We are from a minimalist country, but we are maximalist in the sense that we like to play. Fashion is supposed to be fun.
Jonny Johansson, founder and creative director, Acne StudiosThe collaborators
Inside the Aoyama flagship, where Max Lamb’s tufted rugs and vinyl seating play against minimalist rails and ceramics by Takuro Kuwata. Photography by Den Niwa / Wallpaper*
Acne’s house style now rests heavily on a small group of artists and designers it returns to season after season. Max Lamb’s presence is everywhere. His ‘Blob’ chairs sit in hand-dyed yarn. His tufted rugs and vinyl-leather banquettes argue, agreeably, with the sleek metal racks and large reflective surfaces that hold the clothes. The contrast is the point. Polished where the eye lands, soft where the body might.

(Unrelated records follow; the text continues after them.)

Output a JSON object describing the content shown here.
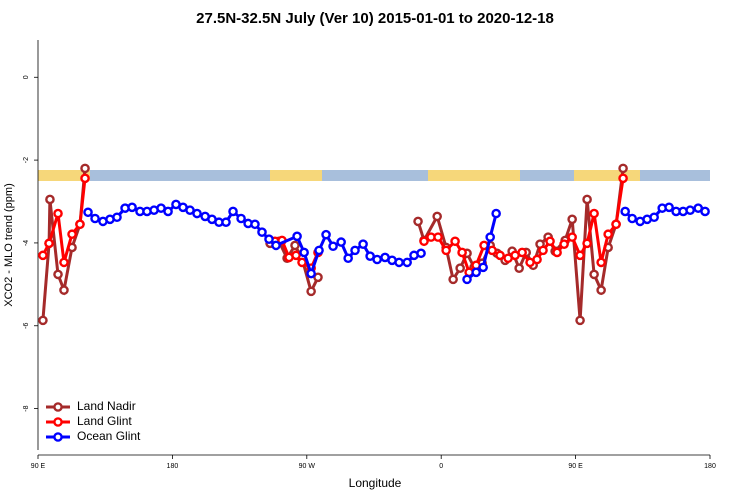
{
  "chart_data": {
    "type": "line",
    "title": "27.5N-32.5N July (Ver 10)   2015-01-01 to 2020-12-18",
    "x_label": "Longitude",
    "y_label": "XCO2 - MLO trend (ppm)",
    "xlim": [
      90,
      540
    ],
    "xticks": [
      {
        "value": 90,
        "label": "90 E"
      },
      180,
      {
        "value": 270,
        "label": "90 W"
      },
      {
        "value": 360,
        "label": "0"
      },
      {
        "value": 450,
        "label": "90 E"
      },
      {
        "value": 540,
        "label": "180"
      }
    ],
    "ylim": [
      -9.0,
      0.9
    ],
    "yticks": [
      0,
      -2,
      -4,
      -6,
      -8
    ],
    "legend": "bottom-left",
    "series": [
      {
        "name": "Land Nadir",
        "color": "#a52a2a",
        "x": [
          93.3,
          97.4,
          98.0,
          103.4,
          107.4,
          112.8,
          118.1,
          121.5,
          null,
          245.4,
          251.4,
          256.8,
          262.1,
          266.8,
          272.9,
          277.5,
          null,
          344.5,
          348.5,
          357.3,
          363.3,
          368.0,
          372.7,
          377.3,
          382.0,
          387.4,
          392.8,
          397.4,
          402.8,
          407.5,
          412.2,
          416.9,
          421.6,
          426.2,
          431.6,
          436.3,
          443.0,
          447.7,
          453.0,
          457.7,
          462.4,
          467.1,
          471.8,
          477.1,
          481.8
        ],
        "values": [
          -5.87,
          -4.01,
          -2.95,
          -4.76,
          -5.14,
          -4.11,
          -3.55,
          -2.2,
          null,
          -4.01,
          -3.96,
          -4.37,
          -4.06,
          -4.37,
          -5.17,
          -4.83,
          null,
          -3.48,
          -3.94,
          -3.36,
          -4.11,
          -4.88,
          -4.61,
          -4.25,
          -4.59,
          -4.49,
          -4.06,
          -4.25,
          -4.42,
          -4.2,
          -4.61,
          -4.23,
          -4.54,
          -4.03,
          -3.86,
          -4.2,
          -3.94,
          -3.43,
          -5.87,
          -2.95,
          -4.76,
          -5.14,
          -4.11,
          -3.55,
          -2.2
        ]
      },
      {
        "name": "Land Glint",
        "color": "#ff0000",
        "x": [
          93.3,
          97.4,
          103.4,
          107.4,
          112.8,
          118.1,
          121.5,
          null,
          248.7,
          253.4,
          258.1,
          262.8,
          266.8,
          272.9,
          277.5,
          null,
          348.5,
          353.2,
          357.9,
          363.3,
          369.3,
          374.0,
          378.7,
          383.4,
          388.7,
          394.1,
          399.4,
          404.8,
          409.5,
          414.2,
          419.5,
          424.2,
          428.2,
          432.9,
          437.6,
          442.3,
          447.7,
          453.0,
          457.7,
          462.4,
          467.1,
          471.8,
          477.1,
          481.8
        ],
        "values": [
          -4.3,
          -4.01,
          -3.29,
          -4.47,
          -3.79,
          -3.55,
          -2.44,
          null,
          -3.96,
          -3.94,
          -4.35,
          -4.3,
          -4.47,
          -4.61,
          -4.23,
          null,
          -3.96,
          -3.86,
          -3.86,
          -4.18,
          -3.96,
          -4.23,
          -4.71,
          -4.54,
          -4.06,
          -4.18,
          -4.3,
          -4.37,
          -4.3,
          -4.23,
          -4.47,
          -4.4,
          -4.18,
          -3.96,
          -4.23,
          -4.03,
          -3.86,
          -4.3,
          -4.01,
          -3.29,
          -4.47,
          -3.79,
          -3.55,
          -2.44
        ]
      },
      {
        "name": "Ocean Glint",
        "color": "#0000ff",
        "x": [
          123.5,
          128.2,
          133.5,
          138.2,
          142.9,
          148.3,
          153.0,
          158.3,
          163.0,
          167.7,
          172.4,
          177.1,
          182.4,
          187.1,
          191.8,
          196.5,
          201.9,
          206.5,
          211.2,
          215.9,
          220.6,
          226.0,
          230.7,
          235.3,
          240.0,
          244.7,
          249.4,
          263.5,
          268.2,
          272.9,
          278.2,
          282.9,
          287.6,
          293.0,
          297.7,
          302.3,
          307.7,
          312.4,
          317.1,
          322.4,
          327.1,
          331.8,
          337.2,
          341.8,
          346.5,
          null,
          377.3,
          383.4,
          388.1,
          392.8,
          396.8,
          null,
          483.2,
          487.9,
          493.2,
          497.9,
          502.6,
          508.0,
          512.6,
          517.3,
          522.0,
          526.7,
          532.1,
          536.7
        ],
        "values": [
          -3.26,
          -3.41,
          -3.48,
          -3.43,
          -3.38,
          -3.16,
          -3.14,
          -3.24,
          -3.24,
          -3.21,
          -3.16,
          -3.24,
          -3.07,
          -3.14,
          -3.21,
          -3.29,
          -3.36,
          -3.43,
          -3.5,
          -3.5,
          -3.24,
          -3.41,
          -3.53,
          -3.55,
          -3.74,
          -3.91,
          -4.06,
          -3.84,
          -4.23,
          -4.74,
          -4.18,
          -3.8,
          -4.08,
          -3.98,
          -4.37,
          -4.18,
          -4.03,
          -4.32,
          -4.4,
          -4.35,
          -4.42,
          -4.47,
          -4.47,
          -4.3,
          -4.25,
          null,
          -4.88,
          -4.71,
          -4.59,
          -3.86,
          -3.29,
          null,
          -3.24,
          -3.41,
          -3.48,
          -3.43,
          -3.38,
          -3.16,
          -3.14,
          -3.24,
          -3.24,
          -3.21,
          -3.16,
          -3.24
        ]
      }
    ]
  }
}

Benoit Lalloz, the lighting designer who has shaped the brand’s recent shows in Paris, was commissioned to draw custom strip-lighting for the new space. It runs in long horizontals, casts neither glamour nor clinic, and lets the granite walls keep doing their work after dark. To mark the opening, the Japanese ceramicist Takuro Kuwata produced a series of candy-bright vessels, glaze pooling thick at the rim. The objects sit on plinths at the front of the store and read, deliberately, as conversation rather than merchandise.
Why now
The Tokyo opening lands during a busy season for European fashion in Japan. Dior staged its golden bamboo pavilion earlier in the year. Lemaire moved into a converted nineteen-sixties home in Ebisu. Plan C took its first international flagship in the city. Korean labels like Matin Kim are following the same flight path, opening in Harajuku and watching the queues form. Tokyo is not a soft launch market. The customers who walk in are knowledgeable, exacting, and unforgiving of poor finishing.

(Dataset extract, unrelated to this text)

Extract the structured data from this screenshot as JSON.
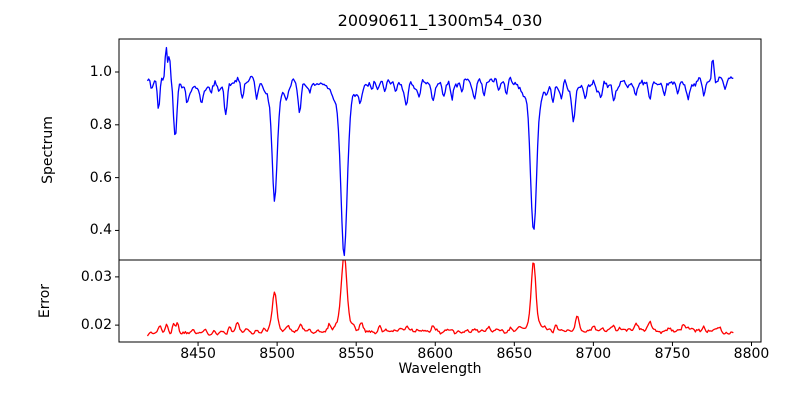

Acne’s answer is to build a building that is nearly impossible to copy. The pink granite is the headline detail, but the real argument is structural. The brand is treating Aoyama as the place where its design language gets stress-tested in public. Stockholm minimalism is sometimes accused of being too restrained for warmer climates. The Aoyama store rebuts the critique on its own terms. Minimalism, here, is allowed to flirt.
What stays with you, walking out, is not the pink but the ease. The store does not lecture. It does not insist on its own taste. It opens the building, hands you the clothes, and lets you decide whether the colour reads serious or playful. That confidence is the architecture. Everything else is the dress.